I'm trying to scrape lyrics from The Original Hip Hop Lyrics Archive.
I've managed to write a spider that scrapes the lyrics of an artist if I release it on the artist page such as this: http://www.ohhla.com/anonymous/aesoprck/.
but when I release it on this page with links to different artist pages http://www.ohhla.com/all.html I get nothing.
This is the rule that I'm trying to use to follow the links to artist pages:
Rule(LinkExtractor(restrict_xpaths=('//pre/a/@href',)), follow= True)
and this is the rule I'm trying to use to follow the links to different pages with links to the artist pages:
Rule(LinkExtractor(restrict_xpaths=('//h3/a/@href',)), follow= True)
I modified the tutorial in Scrapy to get this to work since for some reason it didn't work when I started a new project.
Here is my complete working example of the spider:
from scrapy.contrib.spiders import CrawlSpider,Rule
from scrapy.contrib.linkextractors import LinkExtractor
class ohhlaSpider(CrawlSpider):
name = "ohhla"
download_delay = 0.5
allowed_domains = ["ohhla.com"]
start_urls = ["http://www.ohhla.com/anonymous/aesoprck/"]

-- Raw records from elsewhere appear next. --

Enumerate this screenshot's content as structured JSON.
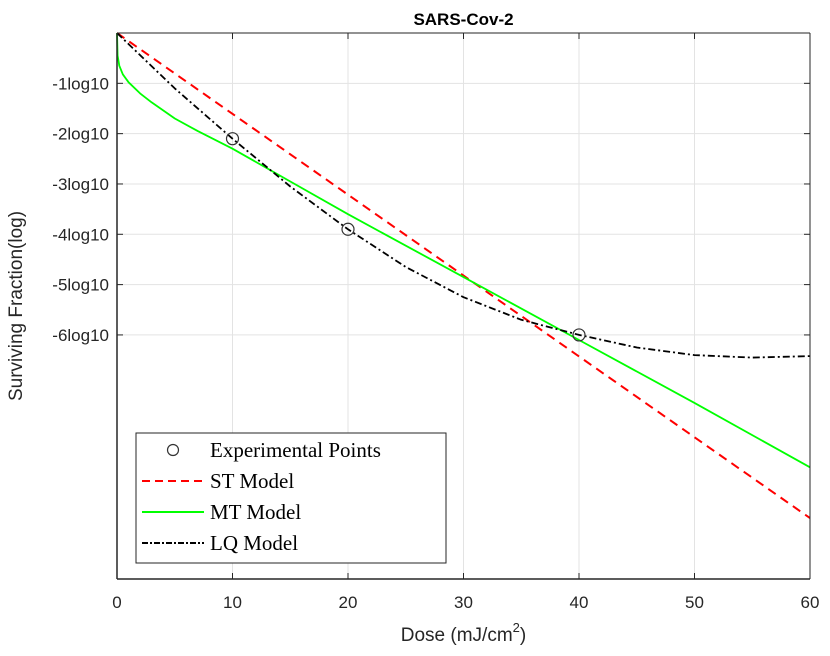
{
  "chart_data": {
    "type": "line",
    "title": "SARS-Cov-2",
    "xlabel": "Dose (mJ/cm",
    "xlabel_superscript": "2",
    "xlabel_suffix": ")",
    "ylabel": "Surviving Fraction(log)",
    "xlim": [
      0,
      60
    ],
    "ylim": [
      -10.85,
      0
    ],
    "grid": true,
    "x_ticks": [
      0,
      10,
      20,
      30,
      40,
      50,
      60
    ],
    "x_tick_labels": [
      "0",
      "10",
      "20",
      "30",
      "40",
      "50",
      "60"
    ],
    "y_ticks": [
      -1,
      -2,
      -3,
      -4,
      -5,
      -6
    ],
    "y_tick_labels": [
      "-1log10",
      "-2log10",
      "-3log10",
      "-4log10",
      "-5log10",
      "-6log10"
    ],
    "legend_position": "bottom-left",
    "series": [
      {
        "name": "Experimental Points",
        "style": "marker-circle",
        "color": "#000000",
        "x": [
          10,
          20,
          40
        ],
        "y": [
          -2.1,
          -3.9,
          -6.0
        ]
      },
      {
        "name": "ST Model",
        "style": "dashed",
        "color": "#ff0000",
        "x": [
          0,
          60
        ],
        "y": [
          0,
          -9.64
        ]
      },
      {
        "name": "MT Model",
        "style": "solid",
        "color": "#00ff00",
        "x": [
          0,
          0.05,
          0.2,
          0.5,
          1,
          2,
          3,
          5,
          7,
          10,
          15,
          20,
          30,
          40,
          50,
          60
        ],
        "y": [
          0,
          -0.45,
          -0.65,
          -0.82,
          -0.98,
          -1.2,
          -1.38,
          -1.7,
          -1.95,
          -2.3,
          -2.95,
          -3.6,
          -4.85,
          -6.1,
          -7.35,
          -8.63
        ]
      },
      {
        "name": "LQ Model",
        "style": "dashdot",
        "color": "#000000",
        "x": [
          0,
          5,
          10,
          15,
          20,
          25,
          30,
          35,
          40,
          45,
          50,
          55,
          60
        ],
        "y": [
          0,
          -1.1,
          -2.1,
          -3.05,
          -3.9,
          -4.65,
          -5.25,
          -5.7,
          -6.0,
          -6.25,
          -6.4,
          -6.45,
          -6.42
        ]
      }
    ]
  }
}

rules = (Rule (LinkExtractor(restrict_xpaths=('//h3/a/@href',)), follow= True), # trying to follow links to pages with more links to artist pages
Rule (LinkExtractor(restrict_xpaths=('//pre/a/@href',)), follow= True), # trying to follow links to artist pages
Rule (LinkExtractor(deny_extensions=("txt"),restrict_xpaths=('//ul/li',)), follow= True), # succeeding in following links to album pages
Rule (LinkExtractor(restrict_xpaths=('//ul/li',)), callback="extract_text", follow= False),) # succeeding in extracting lyrics from the songs on album pages
def extract_text(self, response):
""" extract text from webpage"""
string = response.xpath('//pre/text()').extract()[0]
with open("lyrics.txt", 'wb') as f:
f.write(string)